Learning objectives
- Implement a simplified Dreamer-style algorithm: train an RSSM-like model on collected trajectories, then roll out in latent space to train an actor-critic.
- Understand the imagination phase: no real env steps; only latent rollouts for policy updates.
- Relate to robot control and sample-efficient RL.
Concept and real-world RL
Dreamer learns a recurrent state-space model (RSSM) in latent space: encode observation to latent, predict next latent given action, predict reward and continue. The actor-critic is trained on imagined rollouts (latent only), so many gradient steps use no real env interaction. In robot navigation and game AI, this yields high sample efficiency. The key is training the model and the policy on the same data so the latent space is useful for control.
Where you see this in practice: Dreamer v1/v2/v3; used in benchmarks and robotics research.
Illustration (Dreamer imagination): In the latent space, the model rolls out imagined trajectories to train the actor-critic. The chart below shows episode return (real env) over training with imagination updates.

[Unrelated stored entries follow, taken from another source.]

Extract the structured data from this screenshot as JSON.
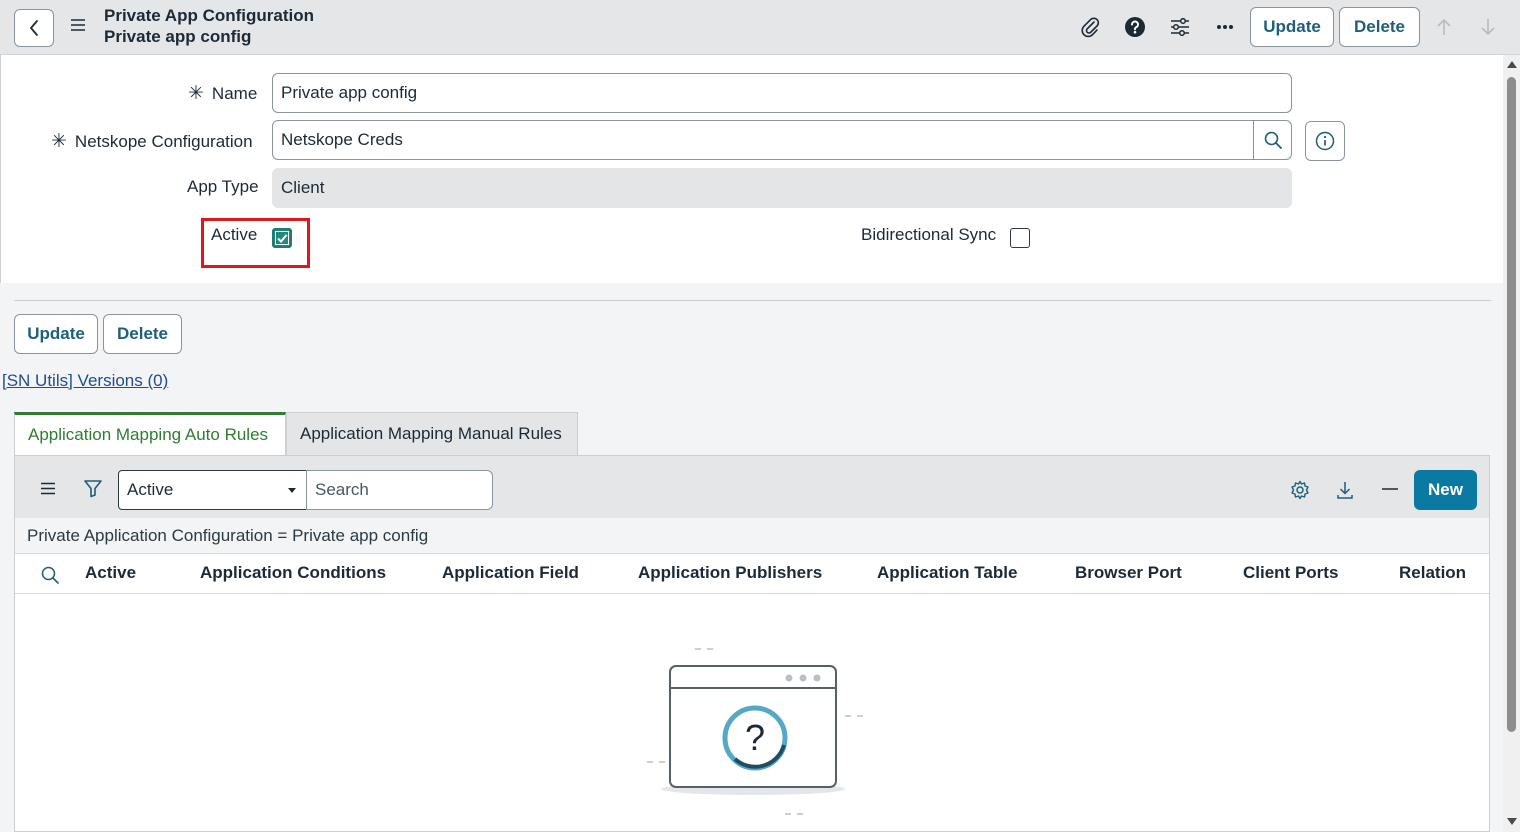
{
  "header": {
    "title": "Private App Configuration",
    "subtitle": "Private app config",
    "update_label": "Update",
    "delete_label": "Delete"
  },
  "form": {
    "name": {
      "label": "Name",
      "value": "Private app config",
      "required_mark": "✳"
    },
    "netskope_configuration": {
      "label": "Netskope Configuration",
      "value": "Netskope Creds",
      "required_mark": "✳"
    },
    "app_type": {
      "label": "App Type",
      "value": "Client"
    },
    "active": {
      "label": "Active",
      "checked": true
    },
    "bidirectional_sync": {
      "label": "Bidirectional Sync",
      "checked": false
    }
  },
  "actions": {
    "update_label": "Update",
    "delete_label": "Delete"
  },
  "versions_link": "[SN Utils] Versions (0)",
  "tabs": [
    {
      "label": "Application Mapping Auto Rules",
      "active": true
    },
    {
      "label": "Application Mapping Manual Rules",
      "active": false
    }
  ],
  "list": {
    "filter_select": "Active",
    "search_placeholder": "Search",
    "new_label": "New",
    "breadcrumb": "Private Application Configuration = Private app config",
    "columns": [
      "Active",
      "Application Conditions",
      "Application Field",
      "Application Publishers",
      "Application Table",
      "Browser Port",
      "Client Ports",
      "Relation"
    ]
  },
  "icons": {
    "back": "chevron-left-icon",
    "menu": "hamburger-icon",
    "attachment": "paperclip-icon",
    "help": "question-circle-icon",
    "settings": "sliders-icon",
    "more": "ellipsis-icon",
    "nav_up": "arrow-up-icon",
    "nav_down": "arrow-down-icon",
    "lookup": "search-icon",
    "info": "info-icon",
    "filter": "funnel-icon",
    "gear": "gear-icon",
    "download": "download-icon",
    "collapse": "minus-icon"
  },
  "colors": {
    "accent": "#0b7aa3",
    "tab_active": "#2e7d32",
    "highlight": "#e0161b",
    "checkbox_checked": "#1e8a79"
  }
}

Exercise: Implement a simplified version of the Dreamer algorithm’s “imagination” phase: train an RSSM-like model on collected trajectories, then roll out trajectories in the latent space to train an actor-critic.
Professor’s hints
- RSSM: encoder o_t → z_t; recurrent state h_t; transition (h_t, z_t, a_t) → h_{t+1}, z_{t+1}; reward and continue heads from (h,z). Train on (o,a,r) sequences with reconstruction and prediction losses.
- Imagination: from a latent (h,z) sampled from the buffer, rollout K steps using the model (no env). Compute lambda-return or GAE in latent space; update actor-critic on these imagined trajectories.

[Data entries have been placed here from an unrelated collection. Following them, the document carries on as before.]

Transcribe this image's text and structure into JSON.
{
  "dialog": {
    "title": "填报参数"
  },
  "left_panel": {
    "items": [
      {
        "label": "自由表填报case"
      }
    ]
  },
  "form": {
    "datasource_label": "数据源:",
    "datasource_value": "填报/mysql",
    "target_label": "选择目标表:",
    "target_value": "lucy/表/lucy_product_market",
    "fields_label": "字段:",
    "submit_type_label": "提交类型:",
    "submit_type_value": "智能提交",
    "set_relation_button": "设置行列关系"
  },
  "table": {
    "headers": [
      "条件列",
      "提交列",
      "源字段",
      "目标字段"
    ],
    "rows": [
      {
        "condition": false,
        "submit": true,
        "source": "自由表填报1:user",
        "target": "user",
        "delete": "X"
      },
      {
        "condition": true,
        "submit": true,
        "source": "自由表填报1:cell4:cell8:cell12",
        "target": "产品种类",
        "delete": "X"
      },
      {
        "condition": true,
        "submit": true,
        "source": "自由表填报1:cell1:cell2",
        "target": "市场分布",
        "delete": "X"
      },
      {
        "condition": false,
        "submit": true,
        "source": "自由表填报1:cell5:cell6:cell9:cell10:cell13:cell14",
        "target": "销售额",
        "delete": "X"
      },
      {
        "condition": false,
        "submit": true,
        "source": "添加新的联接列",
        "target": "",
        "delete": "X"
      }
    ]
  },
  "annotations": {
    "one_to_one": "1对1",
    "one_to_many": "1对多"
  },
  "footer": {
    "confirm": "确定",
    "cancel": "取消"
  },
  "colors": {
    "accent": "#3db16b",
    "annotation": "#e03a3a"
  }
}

- Simplified: you can use a simpler dynamics model (e.g. MLP next latent) instead of full RSSM; the idea is the same.
Common pitfalls
- Distribution shift: Imagined states may diverge from real latent distribution. Dreamer uses short rollouts and reconditions on real data periodically.
- Value in latent space: The critic must be trained on imagined returns; use TD or GAE in the latent rollout.

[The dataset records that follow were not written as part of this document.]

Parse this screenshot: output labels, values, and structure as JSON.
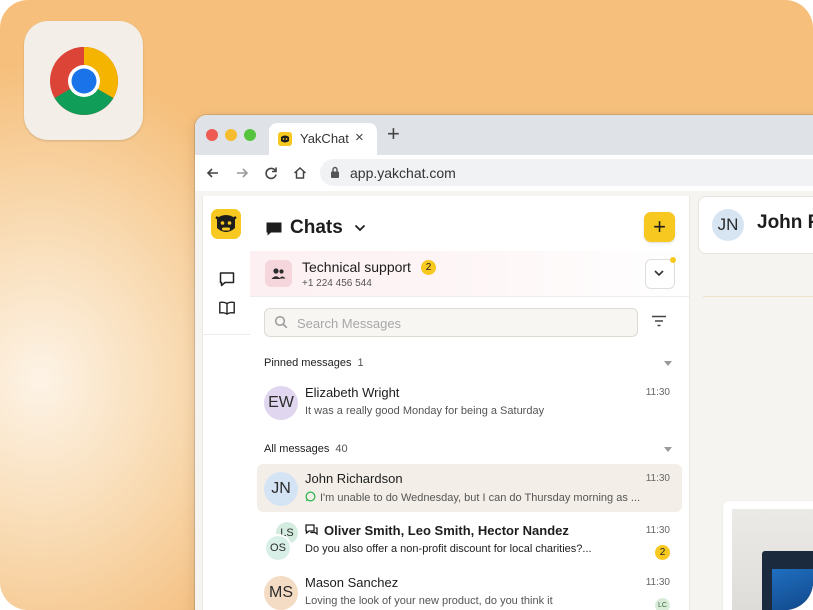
{
  "colors": {
    "brand_yellow": "#f7c820",
    "background_orange": "#f6c07c"
  },
  "desktop": {
    "dock_icon": "chrome-icon"
  },
  "browser": {
    "tab_title": "YakChat",
    "tab_close": "×",
    "new_tab": "+",
    "url": "app.yakchat.com"
  },
  "rail": {
    "items": [
      "chat-bubble-icon",
      "book-icon"
    ]
  },
  "panel": {
    "title": "Chats",
    "add_button": "+",
    "inbox": {
      "name": "Technical support",
      "badge": "2",
      "phone": "+1 224 456 544"
    },
    "search": {
      "placeholder": "Search Messages"
    },
    "pinned_section": {
      "label": "Pinned messages",
      "count": "1"
    },
    "all_section": {
      "label": "All messages",
      "count": "40"
    },
    "pinned": [
      {
        "initials": "EW",
        "name": "Elizabeth Wright",
        "snippet": "It was a really good Monday for being a Saturday",
        "time": "11:30"
      }
    ],
    "messages": [
      {
        "initials": "JN",
        "name": "John Richardson",
        "snippet": "I'm unable to do Wednesday, but I can do Thursday morning as ...",
        "time": "11:30",
        "channel": "whatsapp-icon"
      },
      {
        "initials_back": "LS",
        "initials_front": "OS",
        "name": "Oliver Smith, Leo Smith, Hector Nandez",
        "snippet": "Do you also offer a non-profit discount for local charities?...",
        "time": "11:30",
        "badge": "2",
        "channel": "group-chat-icon"
      },
      {
        "initials": "MS",
        "name": "Mason Sanchez",
        "snippet": "Loving the look of your new product, do you think it",
        "time": "11:30",
        "mini_badge": "LC"
      }
    ]
  },
  "conversation": {
    "initials": "JN",
    "name": "John R"
  }
}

Worked solution (warm-up: Dreamer)
Key idea: Dreamer learns a latent dynamics model and a critic in latent space. The actor is trained on imagined rollouts (no real env): we start from a latent state from the buffer, roll out with the model, compute lambda-returns in latent space, and backprop through the model to the actor. So we learn from “dreamed” experience, which greatly improves sample efficiency. The world model is RSSM (recurrent state-space model).
Extra practice
- Warm-up: Why is training the actor on imagined rollouts sample-efficient?
- Coding: Train a simple latent model (encoder + next-latent predictor) on CartPole. Roll out 10 steps in latent space from real encodings. Compare imagined rewards with actual rewards from the env for the same actions.
- Challenge: Implement a full imagination phase: 50 latent steps, actor-critic update. Compare sample efficiency (return vs env steps) with PPO on CartPole.